Мы сидели всю ночь, часов до четырех. Наконец поехали на вокзал. Поезд с ранеными пришел в половине шестого. Какое сначала жуткое впечатление оставил этот поезд! Начали разгружать. Что было!

Никогда мне не забыть взволнованного лица женщины-сопровождающей, которая со слезами на глазах чуть не на шею мне бросилась и все время радостно повторяла: «Сестричка милая, неужели приехали? Здравствуйте, дорогая!»

Никогда не забыть синих глаз бойца, почти мальчика, полузакрытых и вдруг широко раскрывающихся и вспыхивающих от нечеловеческой боли. Как он страдал! Никогда не забуду черноволосого юношу с оторванными ногами. Мы носили, возили, водили...

Но что замечательно, так это настроение бойцов. Все они уверены в победе, все чувствуют себя бодро. Мы везли одну девушку-красногвардейку, латышку по национальности, раненную в ногу. Она почти не говорит по-русски. Много было привезено и мирных граждан, изувеченных главным образом в Риге.
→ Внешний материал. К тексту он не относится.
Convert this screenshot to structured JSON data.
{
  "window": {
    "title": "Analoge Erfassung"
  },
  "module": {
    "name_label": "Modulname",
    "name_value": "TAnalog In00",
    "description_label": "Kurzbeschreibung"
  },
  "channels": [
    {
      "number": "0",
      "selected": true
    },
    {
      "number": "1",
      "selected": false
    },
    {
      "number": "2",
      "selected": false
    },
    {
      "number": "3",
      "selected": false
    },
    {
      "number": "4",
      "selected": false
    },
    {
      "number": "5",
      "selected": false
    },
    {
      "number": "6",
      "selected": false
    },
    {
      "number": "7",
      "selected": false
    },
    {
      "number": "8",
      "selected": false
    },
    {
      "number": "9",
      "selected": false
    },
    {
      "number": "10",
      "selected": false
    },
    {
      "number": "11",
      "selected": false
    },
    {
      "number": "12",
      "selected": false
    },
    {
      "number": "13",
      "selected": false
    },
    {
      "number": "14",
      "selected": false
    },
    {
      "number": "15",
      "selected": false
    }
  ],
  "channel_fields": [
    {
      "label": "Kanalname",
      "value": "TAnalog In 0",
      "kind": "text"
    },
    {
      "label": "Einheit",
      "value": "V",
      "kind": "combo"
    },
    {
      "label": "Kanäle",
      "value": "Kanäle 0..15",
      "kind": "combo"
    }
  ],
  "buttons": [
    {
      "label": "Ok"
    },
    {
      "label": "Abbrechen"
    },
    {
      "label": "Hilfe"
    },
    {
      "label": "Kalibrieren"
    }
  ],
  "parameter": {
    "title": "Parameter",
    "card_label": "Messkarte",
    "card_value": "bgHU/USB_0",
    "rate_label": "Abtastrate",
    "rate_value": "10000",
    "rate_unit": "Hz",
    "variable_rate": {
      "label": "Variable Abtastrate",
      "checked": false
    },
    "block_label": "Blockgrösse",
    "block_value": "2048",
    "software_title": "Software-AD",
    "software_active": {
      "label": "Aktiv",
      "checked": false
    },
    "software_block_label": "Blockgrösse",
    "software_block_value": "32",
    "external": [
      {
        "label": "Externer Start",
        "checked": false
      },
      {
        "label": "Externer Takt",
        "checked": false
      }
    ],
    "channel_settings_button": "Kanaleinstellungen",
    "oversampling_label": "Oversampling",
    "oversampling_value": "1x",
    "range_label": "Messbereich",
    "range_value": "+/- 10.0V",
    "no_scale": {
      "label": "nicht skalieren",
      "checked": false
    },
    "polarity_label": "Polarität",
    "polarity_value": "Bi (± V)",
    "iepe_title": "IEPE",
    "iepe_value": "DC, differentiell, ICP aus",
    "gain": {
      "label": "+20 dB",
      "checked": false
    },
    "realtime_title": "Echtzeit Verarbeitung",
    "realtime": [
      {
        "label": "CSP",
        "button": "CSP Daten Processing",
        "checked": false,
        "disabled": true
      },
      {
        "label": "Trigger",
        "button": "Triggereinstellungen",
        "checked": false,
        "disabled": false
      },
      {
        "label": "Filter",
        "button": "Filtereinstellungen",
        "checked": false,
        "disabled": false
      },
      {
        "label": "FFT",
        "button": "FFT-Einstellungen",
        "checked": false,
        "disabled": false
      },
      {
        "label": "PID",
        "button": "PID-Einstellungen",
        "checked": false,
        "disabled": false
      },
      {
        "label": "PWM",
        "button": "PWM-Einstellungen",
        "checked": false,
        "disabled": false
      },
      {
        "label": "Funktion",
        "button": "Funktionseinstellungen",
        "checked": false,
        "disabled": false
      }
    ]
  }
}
Да нет, невозможно описать всего, что перечувствовала я за эту ночь.

А днем сегодня передавали по радио речь Сталина...

5 июля

Гроза...

И какая еще! Сверкает ежесекундно, дождь такой, что ничего за окном не видно. Гром оглушителен. Как хорошо! Как я люблю грозы! Гнев стихии... Красиво!

Гроза... Но страшнее во стократ гроза, захватившая сейчас нашу страну.

16 июля

Немцы уже так близко... Бомбят Ленинград, Калинин, Можайск.

Мы занимаемся в сандружине. Работаем в госпитале. На этих днях умерли двое раненых. Их похоронили. За что отняли у них жизнь? У них и у сотен тысяч других, молодых, сильных, смелых?

Как тревожно стало жить! Под Кашиным аэродромы. Все время летают самолеты. По улицам ходят отряды военных. Прибыли воинские части, зенитки, танки.

Даже воздух стал каким-то другим. Что-то будет? Скорее бы кончить учебу в сандружине — и на фронт. Это мечта... Разбить фашистов! Защитить нашу Родину, наше счастье!

 

29 июля

В какие дни живем мы! Вчера вечером по радио были переданы ставшие теперь уже привычными слова: «Граждане, воздушная тревога!»

Тревога была уже не первой, но такая ночь первая. Мы, как всегда, помчались на сборный пункт, к военкомату. Сначала все было тихо, но затем... Всю ночь слышался шум моторов и отдаленный грохот взрывов. Бешено стреляли зенитки. Бой был где-то близко.

Какой ужас! Москву бомбят уже давно. Когда же конец-то этому кошмару?

Медицинскую подготовку в дружине мы кончили. Сдали экзамен. Я — отлично. Получили обмундирование. Теперь бы на фронт! Папа «говорит, что надо подумать о людях, к которым идешь, смогу ли я принести им пользу. Я думала. Да — смогу. Хочу хоть чем-нибудь быть полезной Родине. В этом — все!

5 августа

Как редко стала я писать!

30 июля мне исполнилось семнадцать лет. Думала ли я год назад, что все сложится так? И

что-то будет еще через год? Если не кончится война, то я обязательно уйду на фронт. Тогда-то уж возьмут. Ведь мне будет уже восемнадцать лет. Что сейчас делается!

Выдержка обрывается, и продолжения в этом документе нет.